We’re experiencing a critical issue with user role assignments in the asset lifecycle module after our recent LDAP integration. The LDAP sync job completes successfully without errors in the logs, but user roles aren’t being updated in NetSuite.
The problem manifests when employees initiate asset transfers - the approval workflow fails for certain users who should have the Asset Manager role based on their AD group membership. The sync dashboard shows ‘Success’ status and user accounts are created properly, but the role mapping simply doesn’t apply.
What’s particularly puzzling is that manual role assignment through the UI works perfectly fine for the same users. We’ve verified the LDAP attribute mapping configuration multiple times and it matches our documentation. This is becoming a serious bottleneck as we can’t scale our asset management process when every role assignment requires manual intervention.
Has anyone encountered similar LDAP sync behavior where the job completes but role assignments don’t propagate? We’re on 2023.1 and this started after a recent security patch.
I’ve seen this before.
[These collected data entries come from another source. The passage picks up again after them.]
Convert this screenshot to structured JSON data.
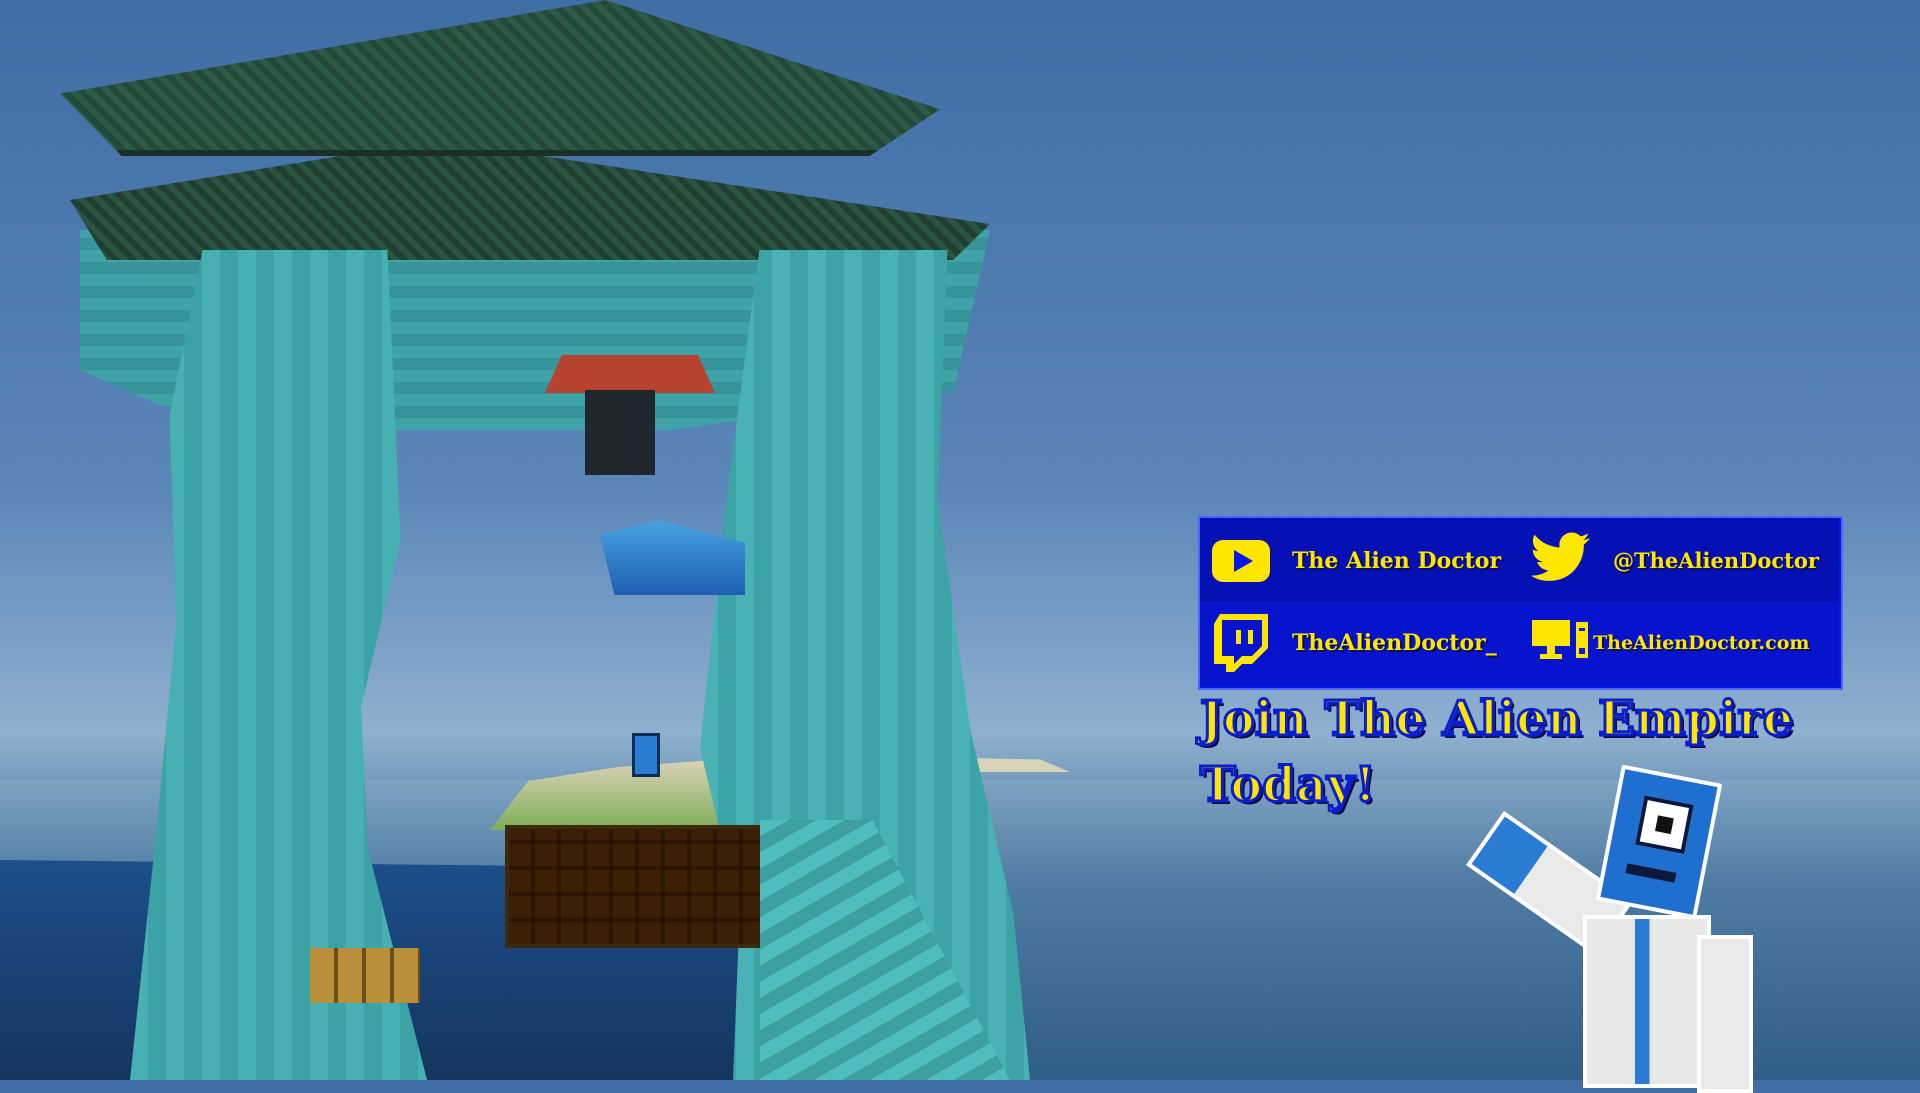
{
  "social": {
    "youtube": {
      "icon": "youtube-icon",
      "label": "The Alien Doctor"
    },
    "twitter": {
      "icon": "twitter-icon",
      "label": "@TheAlienDoctor"
    },
    "twitch": {
      "icon": "twitch-icon",
      "label": "TheAlienDoctor_"
    },
    "website": {
      "icon": "computer-icon",
      "label": "TheAlienDoctor.com"
    }
  },
  "cta": {
    "line1": "Join The Alien Empire",
    "line2": "Today!"
  },
  "colors": {
    "panel": "#0717e6",
    "text": "#ffe600",
    "outline": "#0a1ecc"
  }
}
Check your LDAP mapping configuration - specifically the Group DN field. Even though the sync shows success, if the group distinguished name doesn’t exactly match what’s in Active Directory, roles won’t map. Also verify that the LDAP attribute you’re using for role mapping (usually memberOf) is actually being returned in the sync query.
This sounds like a timing issue with the role provisioning service. After LDAP sync creates or updates users, there’s a separate background process that applies roles based on group membership. If that service is overloaded or has errors, you’ll see exactly this behavior - successful sync but no role updates.
Navigate to Setup > Users/Roles > Manage Authentication and check the ‘Role Provisioning Status’ section. Look for any failed provisioning jobs that correspond to your sync times. You might also want to check if there are any custom SuiteScripts that are interfering with the standard role assignment process. We had a similar issue where a beforeSubmit script on the Employee record was preventing role updates from the LDAP sync.
Thanks for the suggestions. I checked the role provisioning status and found several ‘Pending’ entries that never completed. The LDAP group DN mappings look correct, and the memberOf attribute is definitely being returned - I can see it in the sync logs. The interesting thing is that when I manually trigger a role update for a specific user, it works immediately, which suggests the mapping configuration itself is valid but something in the automated process is broken.
Have you verified the LDAP group-to-NetSuite role mapping table? Sometimes the mappings get cleared during updates. Also check if the users are in multiple AD groups that might have conflicting role assignments.
Check your LDAP Connection Settings under Setup > Company > Setup Tasks > LDAP Authentication. There’s a setting called ‘Auto-Assign Roles’ that needs to be enabled for automatic role provisioning. Also verify that the ‘Role Mapping Enabled’ checkbox is checked for each specific role you’re trying to assign.
Another thing - in 2023.1, there was a known issue where role provisioning would fail silently if the user record had certain custom fields that weren’t properly initialized during LDAP sync. The workaround was to add a saved search that identifies users with incomplete profiles and a scheduled script to fix them before role assignment runs.